I have one. A broken heart....well, technically it has been repaired, literally, technically. How? You ponder. Well, it's not magic, however, but by the grace of God and some really good doctors, it has been fixed. Three times. You'd think they would have done all the repair work once, the first time. However, such is the nature of a congenital heart defect, the one they call "Tetrology of Fallot". So, this is the beginning, the true beginning of my journey through life, literally and metaphorically. I was born a 'blue baby' in 1965. My parents were young, 19 and 21. I don't think at any age you are prepared to hear that your baby is broken when she arrives. It's not like you can send her back and get a refund. Or, send her back and ask for a replacement.

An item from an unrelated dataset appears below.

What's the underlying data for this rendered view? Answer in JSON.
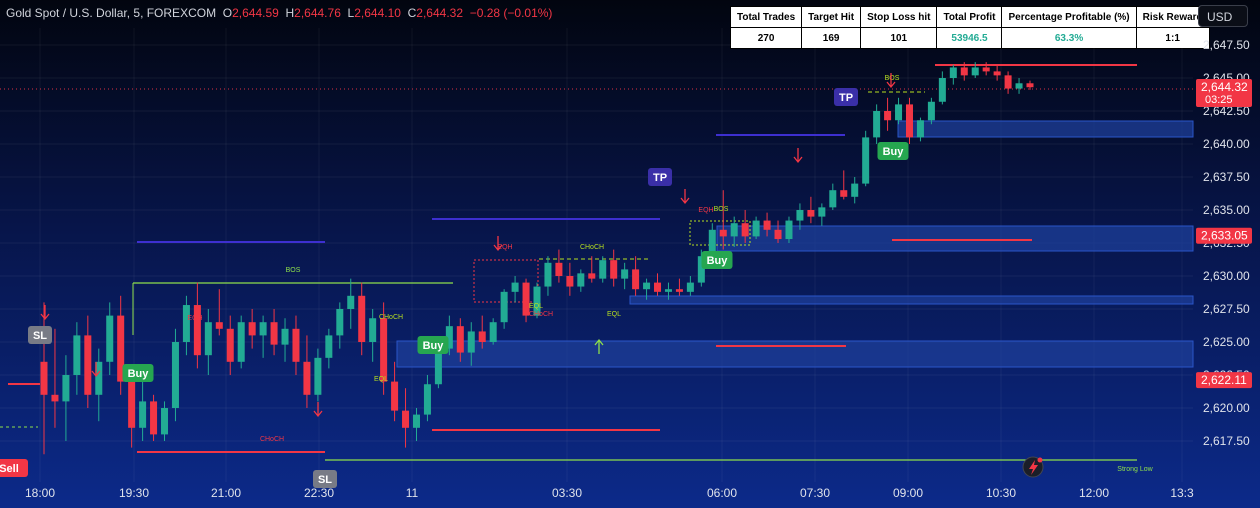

As I weave my way through this story, I will probably lose my way occasionally as I also tell the story of my family. Ultimately, it is our story. All parts, good, bad and ugly, but, I hope, ultimately beautiful. In the metaphorical sense, I believe that we can break our own hearts, merely by ignoring love, or maybe avoiding it or being denied it. I feel that I have had two kinds of broken heart all of my life. One we fix with surgery, the other, we fix with love. I will be digging deep to tell this story and know myself well enough that I will likely stray from the path, in order to avoid painful parts, but, I promise it is my intention to get the 'heart' of my destiny. (I know, such tacky cliches', but, I can't help it, I LOVE THEM). Not only will I be traversing my own pain for this story, but, I will need to get my family to discuss what they felt and how they managed.
Looking back to when I was a child I don't have a ton of memories about my illness. I have some memories, but, I cannot be sure they are my memories or are memories of stories about what we all went through. Like, for instance, there is a box full of hand made get well cards from my kindergarten class, that I still lug around with me from home to home, from kids I do not remember, even the slightest bit. Also, in the box, birthday cards for my mother, as my 1st open heart surgery was just a few days before her 24th birthday. I don't have a direct memory of this, but a story told to me by my grandmother, about my dad tying a big red bow around my chest, making the 'fixed up heart' her birthday gift. See, origins of some of my memories and or emotions may be skewed by the handing down of the story.
I do remember, very vividly laying on the operating table, drifting in and out of awareness as they prepped me. I would dose off, they had me somewhat sedated before they actually put me to sleep, and I remember becoming alert off and on and when I did, it seemed like I was strapped to the operating table in a vertical position and if I could concentrate, the table seemed to lower itself to a horizontal position. I know that this was only an affect of the sedation, now, as an adult who has been through the same surgery two more times, but, back then, it was scary and alarming. I also remember how huge the overhead lights seemed to be and how close they felt to me as I was laying there trying to stay alert. I remember the oxygen mask they put on my face and then the lights went out.......I try to remember stuff from back then, but, honestly I think my memories are tainted by the stories my family tells.
In the magical memory box there is a scrapbook with get well cards from family and friends and photos of me in the hospital. Even after I look at the photos I don't remember what was going on when the photo was taken. Mom J used to tell a story about a fancy pink nightgown that completely boosted my spirits and there is a photo of me in that gown. I do not remember wearing that gown in the hospital, but, I do remember the gown afterward and it being around for many years after the surgery. Pink chiffon over pink polyester, with ruffles. I remember stories about the nurses paying a bank I had sitting on the table next to my bed a quarter to take blood from me. I remember a story about taking out my own stitches with plastic, round nosed, kid scissors. I apparently did this in the night, before I was to have them taken out by the doctor, the next morning.
I think I was probably pretty scared through most of the first surgery ordeal. What I do remember is being worried about everyone else. What I know, is that we've all been shaped by my broken heart, we've all suffered some emotional trauma, some of us have come out the other side stronger, others, not so much. I carry that with me, even though intellectually I know that I did not control how things unfolded, my soul, my heart, they carry these truths with me.
Okay, we're getting there, some pain. At the ripe old age of 5 I already believed that what we all went through was my 'fault'. How does a 5 year old reconcile that? You begin to clean up what you think is a mess you created. Not having the wherewith all to disseminate between 'fault' and circumstance, a child of 5 begins her life as a 'care-taker'. Only to become a life long co-dependant. (This is a label I judge, because it is what I am, whether I like it or not). Fortunately, I can have my heart fixed with a little surgery, yet, I cannot find the person who can surgically remove my life long affliction of co-dependency. There are many other elements that go along with this observation, which I hope to uncover as I stumble along. But, I think I am done for tonight.